Double ouch when I saw the the slight bruising this morning. Thank the make-up gods for MAC and Yves St. Laurent concealers!
*****
I was trying to remove the plastic ring tab holder thingamajig from a new bottle of apple juice. Instead of cutting it with a pair of kitchen scissors like I normally do, I decided, out of laziness, to use brute force instead.
Well, I was a teensy weensy too brutal and the force sent my fist flying right into my face.
I howled.

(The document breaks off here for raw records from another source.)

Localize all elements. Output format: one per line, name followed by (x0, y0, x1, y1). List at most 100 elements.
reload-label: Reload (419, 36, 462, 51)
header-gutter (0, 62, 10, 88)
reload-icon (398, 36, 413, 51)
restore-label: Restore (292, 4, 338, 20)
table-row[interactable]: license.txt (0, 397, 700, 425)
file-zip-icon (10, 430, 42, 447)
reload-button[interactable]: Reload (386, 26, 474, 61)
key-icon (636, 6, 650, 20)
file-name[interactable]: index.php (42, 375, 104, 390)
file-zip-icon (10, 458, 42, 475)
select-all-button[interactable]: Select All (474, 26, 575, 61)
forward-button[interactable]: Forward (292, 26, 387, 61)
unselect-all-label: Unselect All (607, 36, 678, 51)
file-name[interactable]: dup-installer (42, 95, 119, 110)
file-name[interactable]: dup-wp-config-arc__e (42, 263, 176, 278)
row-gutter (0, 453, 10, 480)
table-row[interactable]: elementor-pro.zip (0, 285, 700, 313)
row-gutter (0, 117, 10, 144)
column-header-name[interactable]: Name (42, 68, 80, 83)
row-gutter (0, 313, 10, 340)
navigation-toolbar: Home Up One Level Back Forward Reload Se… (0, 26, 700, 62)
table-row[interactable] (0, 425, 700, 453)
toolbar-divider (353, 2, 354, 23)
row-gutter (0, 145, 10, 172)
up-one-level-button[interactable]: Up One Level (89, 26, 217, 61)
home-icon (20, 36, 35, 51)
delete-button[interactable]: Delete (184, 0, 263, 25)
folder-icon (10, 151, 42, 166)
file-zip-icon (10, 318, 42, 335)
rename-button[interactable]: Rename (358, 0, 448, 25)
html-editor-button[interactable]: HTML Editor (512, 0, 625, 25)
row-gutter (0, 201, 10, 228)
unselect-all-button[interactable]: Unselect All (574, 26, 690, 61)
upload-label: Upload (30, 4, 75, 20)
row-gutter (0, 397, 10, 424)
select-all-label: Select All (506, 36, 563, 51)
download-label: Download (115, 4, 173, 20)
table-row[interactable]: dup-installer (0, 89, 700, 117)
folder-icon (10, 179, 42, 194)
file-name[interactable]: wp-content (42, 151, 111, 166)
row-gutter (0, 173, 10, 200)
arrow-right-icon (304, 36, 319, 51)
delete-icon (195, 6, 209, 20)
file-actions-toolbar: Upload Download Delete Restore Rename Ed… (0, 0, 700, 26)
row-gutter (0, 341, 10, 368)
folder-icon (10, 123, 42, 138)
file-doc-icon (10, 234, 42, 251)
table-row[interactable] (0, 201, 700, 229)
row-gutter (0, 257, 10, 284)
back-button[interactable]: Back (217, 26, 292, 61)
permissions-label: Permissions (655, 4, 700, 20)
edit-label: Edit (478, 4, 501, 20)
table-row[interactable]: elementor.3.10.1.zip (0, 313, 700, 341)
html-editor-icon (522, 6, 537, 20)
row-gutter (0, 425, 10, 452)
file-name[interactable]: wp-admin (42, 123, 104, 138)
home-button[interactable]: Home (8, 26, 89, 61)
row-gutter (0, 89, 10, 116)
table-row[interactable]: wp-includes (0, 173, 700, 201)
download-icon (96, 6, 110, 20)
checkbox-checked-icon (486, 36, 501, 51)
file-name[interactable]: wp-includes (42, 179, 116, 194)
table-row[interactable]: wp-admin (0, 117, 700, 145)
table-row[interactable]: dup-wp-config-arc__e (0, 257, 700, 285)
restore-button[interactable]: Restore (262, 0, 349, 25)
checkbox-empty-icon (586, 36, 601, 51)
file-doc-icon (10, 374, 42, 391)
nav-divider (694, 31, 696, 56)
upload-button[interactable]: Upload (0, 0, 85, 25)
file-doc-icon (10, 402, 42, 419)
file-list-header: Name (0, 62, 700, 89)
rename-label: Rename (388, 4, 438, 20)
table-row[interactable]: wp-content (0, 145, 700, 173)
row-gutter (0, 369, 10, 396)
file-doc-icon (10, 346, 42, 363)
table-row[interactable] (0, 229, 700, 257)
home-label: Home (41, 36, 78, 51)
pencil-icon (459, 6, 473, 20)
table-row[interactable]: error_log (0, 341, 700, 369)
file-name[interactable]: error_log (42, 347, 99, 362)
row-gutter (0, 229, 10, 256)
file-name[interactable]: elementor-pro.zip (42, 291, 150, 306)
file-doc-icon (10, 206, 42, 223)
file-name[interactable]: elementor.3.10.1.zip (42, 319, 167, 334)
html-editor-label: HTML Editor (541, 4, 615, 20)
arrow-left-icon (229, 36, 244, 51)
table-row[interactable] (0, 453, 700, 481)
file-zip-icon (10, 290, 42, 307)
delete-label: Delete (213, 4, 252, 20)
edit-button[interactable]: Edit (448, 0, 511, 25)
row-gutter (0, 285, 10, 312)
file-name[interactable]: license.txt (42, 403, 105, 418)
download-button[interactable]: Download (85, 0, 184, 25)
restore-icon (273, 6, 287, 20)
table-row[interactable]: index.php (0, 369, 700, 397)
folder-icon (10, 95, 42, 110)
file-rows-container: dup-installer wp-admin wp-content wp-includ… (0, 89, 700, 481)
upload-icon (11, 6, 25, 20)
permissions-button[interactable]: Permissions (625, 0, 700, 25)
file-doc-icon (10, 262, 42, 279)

I cursed.
This naturally piqued the interest of an eight year old boy splayed out on the couch watching TV. Mothers do not use swear words.
Sonny-boy: What's wrong, mummy?
Me: Oww....! I punched myself in the face by accident, bloody hell! *and a few choice words*... tried to remove this damn plastic ring *more choice words*
Sonny-boy, looking confused but concerned: Is it painful?
Me: Yes!!!
Sonny-boy: Are you going to die?
Me: No!!!
Sonny-boy: Okay. Bye!
And off he runs, back to the telly.
Apparently, Jamie and Adam attempting to blow up a shack with a water heater is more compelling than an injured mum.
Nine months in the belly and all for nought.